Published Jan 13, 2007
carachel2
1,116 Posts
If you were in an ER that was simulateneously tightening the requirements for STEMI, CAP AND customer service while at the same time DECREASING staff and increasing the number of beds RN's must care for.....would you work here ? Oh, and also, there are strong hints that mandatory call shifts will soon be required.
tencat
1,350 Posts
Trick question? Um....NO! Sounds like a situation where any nurse is going to lose no matter what. I'd start job hunting.
schizo_maja
25 Posts
working in the ER is difficult enough, but to do all those and no staff to do it with, not to mention being blamed most of the time, there are thousands of nursing job around the country...
loricatus
1,446 Posts
Start putting the resume out and interviewing elsewhere. Also, if you haven't yet purchased malpractice insurance, seems like the perfect time to protect yourself. Higher workloads with increased hospital requirements appears to make you vunerable for an incident where the hospital can turn around and blame it on you because you deviated from policy. Another thing, if you live in TX-have those safe harbor forms ready to fax (only after you found another job because you are sure to be fired and on the Group One blacklist if you try to protect yourself from unsafe workloads). PM me if you want to go into this furher. :smilecoffeeIlovecof
Sanuk
191 Posts
And I was just gettin ready to ask if you worked in Texas This sounds exactly like where I work - but only for four more days Good luck in
your job search.
GFocker
16 Posts
I just started working in the ER and I hope that this doesnt happen here, but I am sure it will eventually. Yikes!
chip193
272 Posts
Except for the call shifts, we call this the night shift, although you would need to tighten sepsis and CVA too.
But, I wouldn't work anywhere else.
Except for the call shifts, we call this the night shift, although you would need to tighten sepsis and CVA too.But, I wouldn't work anywhere else.
Well hats off to you if you LIKE that. I LOVE taking care of patients, I love all that I do (or did !) in the E.R. I love the comraderie of the Dr's (for the most part) and the staff and how we work together as a team. But I refuse to sacrifice basic patient and staff safety.
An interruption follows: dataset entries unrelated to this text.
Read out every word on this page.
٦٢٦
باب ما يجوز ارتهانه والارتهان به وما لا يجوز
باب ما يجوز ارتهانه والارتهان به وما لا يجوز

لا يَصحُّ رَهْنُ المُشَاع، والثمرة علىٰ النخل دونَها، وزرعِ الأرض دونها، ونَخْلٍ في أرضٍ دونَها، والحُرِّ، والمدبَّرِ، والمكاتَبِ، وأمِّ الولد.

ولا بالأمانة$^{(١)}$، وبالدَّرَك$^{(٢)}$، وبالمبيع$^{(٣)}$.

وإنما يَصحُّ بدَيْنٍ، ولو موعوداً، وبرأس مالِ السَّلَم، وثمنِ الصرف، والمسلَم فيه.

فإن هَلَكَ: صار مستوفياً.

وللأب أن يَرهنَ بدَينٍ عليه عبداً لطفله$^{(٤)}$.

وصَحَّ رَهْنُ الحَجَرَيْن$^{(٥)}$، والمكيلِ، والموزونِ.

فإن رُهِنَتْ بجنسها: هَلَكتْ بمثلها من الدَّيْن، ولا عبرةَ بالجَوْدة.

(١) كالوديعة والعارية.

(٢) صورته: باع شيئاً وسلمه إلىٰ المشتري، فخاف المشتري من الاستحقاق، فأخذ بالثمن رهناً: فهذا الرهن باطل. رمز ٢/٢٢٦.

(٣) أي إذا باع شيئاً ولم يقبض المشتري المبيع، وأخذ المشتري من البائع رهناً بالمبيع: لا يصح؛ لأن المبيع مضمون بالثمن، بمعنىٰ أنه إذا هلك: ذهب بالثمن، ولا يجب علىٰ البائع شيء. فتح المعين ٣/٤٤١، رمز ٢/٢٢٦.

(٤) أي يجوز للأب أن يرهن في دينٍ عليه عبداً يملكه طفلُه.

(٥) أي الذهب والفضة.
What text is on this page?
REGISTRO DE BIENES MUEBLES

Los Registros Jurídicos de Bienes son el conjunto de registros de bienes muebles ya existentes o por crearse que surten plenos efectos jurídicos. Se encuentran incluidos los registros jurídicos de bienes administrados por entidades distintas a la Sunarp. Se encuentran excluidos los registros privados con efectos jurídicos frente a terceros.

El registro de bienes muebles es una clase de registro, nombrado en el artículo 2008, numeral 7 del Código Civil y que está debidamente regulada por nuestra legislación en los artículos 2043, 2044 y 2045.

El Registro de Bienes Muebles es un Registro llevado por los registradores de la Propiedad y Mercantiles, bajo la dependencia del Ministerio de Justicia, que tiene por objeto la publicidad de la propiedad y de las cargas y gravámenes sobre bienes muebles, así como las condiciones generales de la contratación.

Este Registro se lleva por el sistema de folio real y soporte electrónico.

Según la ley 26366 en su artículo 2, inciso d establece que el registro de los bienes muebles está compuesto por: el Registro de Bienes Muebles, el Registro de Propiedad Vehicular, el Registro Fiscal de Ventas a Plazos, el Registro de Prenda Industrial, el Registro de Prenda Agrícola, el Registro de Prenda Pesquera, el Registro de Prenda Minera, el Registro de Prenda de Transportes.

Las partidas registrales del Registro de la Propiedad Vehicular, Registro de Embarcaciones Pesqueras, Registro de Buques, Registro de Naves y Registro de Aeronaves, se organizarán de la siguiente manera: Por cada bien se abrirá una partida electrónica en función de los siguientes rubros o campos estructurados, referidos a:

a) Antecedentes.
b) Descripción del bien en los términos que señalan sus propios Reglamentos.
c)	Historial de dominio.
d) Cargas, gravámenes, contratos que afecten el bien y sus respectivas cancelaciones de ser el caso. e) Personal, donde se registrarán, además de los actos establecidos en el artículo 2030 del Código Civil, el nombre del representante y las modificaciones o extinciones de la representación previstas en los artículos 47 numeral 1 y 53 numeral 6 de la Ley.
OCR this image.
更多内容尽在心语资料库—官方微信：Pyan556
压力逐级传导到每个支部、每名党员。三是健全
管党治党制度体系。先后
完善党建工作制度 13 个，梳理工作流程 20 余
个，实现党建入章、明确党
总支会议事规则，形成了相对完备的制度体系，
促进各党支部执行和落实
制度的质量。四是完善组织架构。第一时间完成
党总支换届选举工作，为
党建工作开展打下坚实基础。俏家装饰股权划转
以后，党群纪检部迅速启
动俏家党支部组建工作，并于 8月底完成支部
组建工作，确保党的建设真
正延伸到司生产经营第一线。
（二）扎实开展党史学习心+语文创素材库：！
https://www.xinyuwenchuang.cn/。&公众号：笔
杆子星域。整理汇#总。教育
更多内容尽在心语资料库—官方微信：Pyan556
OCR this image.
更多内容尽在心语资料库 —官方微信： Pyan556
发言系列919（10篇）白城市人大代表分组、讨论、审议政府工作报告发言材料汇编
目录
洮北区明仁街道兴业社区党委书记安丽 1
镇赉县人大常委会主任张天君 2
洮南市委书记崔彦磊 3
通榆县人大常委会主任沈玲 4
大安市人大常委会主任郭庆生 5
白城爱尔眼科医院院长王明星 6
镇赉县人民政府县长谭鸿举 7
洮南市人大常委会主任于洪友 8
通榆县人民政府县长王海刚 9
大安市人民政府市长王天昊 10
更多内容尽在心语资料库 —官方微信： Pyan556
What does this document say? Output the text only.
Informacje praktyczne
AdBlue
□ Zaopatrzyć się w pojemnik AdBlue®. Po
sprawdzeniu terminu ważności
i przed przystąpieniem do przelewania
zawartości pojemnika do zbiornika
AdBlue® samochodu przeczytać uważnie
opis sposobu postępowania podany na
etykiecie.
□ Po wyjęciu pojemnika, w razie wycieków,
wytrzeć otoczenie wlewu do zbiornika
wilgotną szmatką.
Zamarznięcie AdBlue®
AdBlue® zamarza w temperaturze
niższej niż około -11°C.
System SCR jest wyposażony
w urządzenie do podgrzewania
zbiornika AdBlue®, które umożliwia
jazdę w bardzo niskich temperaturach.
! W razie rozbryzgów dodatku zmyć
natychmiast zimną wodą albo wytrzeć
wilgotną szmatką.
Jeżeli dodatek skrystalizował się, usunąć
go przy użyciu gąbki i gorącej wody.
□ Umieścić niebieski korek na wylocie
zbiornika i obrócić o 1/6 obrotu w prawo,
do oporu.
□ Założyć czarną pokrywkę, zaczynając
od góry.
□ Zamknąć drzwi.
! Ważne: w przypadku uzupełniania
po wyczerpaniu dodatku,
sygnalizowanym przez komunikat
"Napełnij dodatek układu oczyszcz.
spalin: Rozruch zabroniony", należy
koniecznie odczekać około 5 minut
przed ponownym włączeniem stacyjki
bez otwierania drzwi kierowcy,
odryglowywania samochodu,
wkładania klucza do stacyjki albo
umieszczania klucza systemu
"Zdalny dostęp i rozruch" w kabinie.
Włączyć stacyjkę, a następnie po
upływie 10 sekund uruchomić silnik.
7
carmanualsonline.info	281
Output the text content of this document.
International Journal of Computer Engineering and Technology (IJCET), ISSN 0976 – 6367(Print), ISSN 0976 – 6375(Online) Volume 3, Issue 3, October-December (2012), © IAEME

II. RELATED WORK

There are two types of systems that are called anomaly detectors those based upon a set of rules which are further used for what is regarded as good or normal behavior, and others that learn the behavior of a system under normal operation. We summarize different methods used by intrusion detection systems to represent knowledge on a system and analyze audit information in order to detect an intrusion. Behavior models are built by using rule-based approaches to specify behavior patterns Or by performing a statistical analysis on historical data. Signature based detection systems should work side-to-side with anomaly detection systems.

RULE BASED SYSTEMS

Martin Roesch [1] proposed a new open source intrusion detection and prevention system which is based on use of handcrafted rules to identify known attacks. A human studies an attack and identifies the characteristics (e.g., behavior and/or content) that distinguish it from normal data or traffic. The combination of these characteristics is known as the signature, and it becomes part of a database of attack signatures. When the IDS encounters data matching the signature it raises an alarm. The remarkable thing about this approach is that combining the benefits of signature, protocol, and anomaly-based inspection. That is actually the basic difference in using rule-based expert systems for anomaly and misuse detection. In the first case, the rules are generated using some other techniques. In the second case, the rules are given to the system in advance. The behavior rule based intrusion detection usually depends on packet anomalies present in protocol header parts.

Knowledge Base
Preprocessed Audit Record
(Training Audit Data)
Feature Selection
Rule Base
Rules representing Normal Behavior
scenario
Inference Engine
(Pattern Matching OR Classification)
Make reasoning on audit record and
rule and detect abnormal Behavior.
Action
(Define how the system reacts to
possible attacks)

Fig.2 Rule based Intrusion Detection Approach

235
The beauty of nursing is there is a gazillion different options.......and I am pursuing them.
etceducator
8 Posts
Sounds like ER nursing to me. Either you love it or you don't. Those same regulations will be everywhere- not just ER.
AmandaBrittainy
60 Posts
True, but I have to argue that there are ERs that abide by all the rules, and provide excellent customer service and staffing ratios, I have worked at some good ones and am now at a horrible one that keeps cutting staffing and increasing workloads. It all has to do with administration and thier approach to patient care, it is all about the money in the end, and most of us did not go into nursing for that reason - so when working in a place with those values - it is time to leave.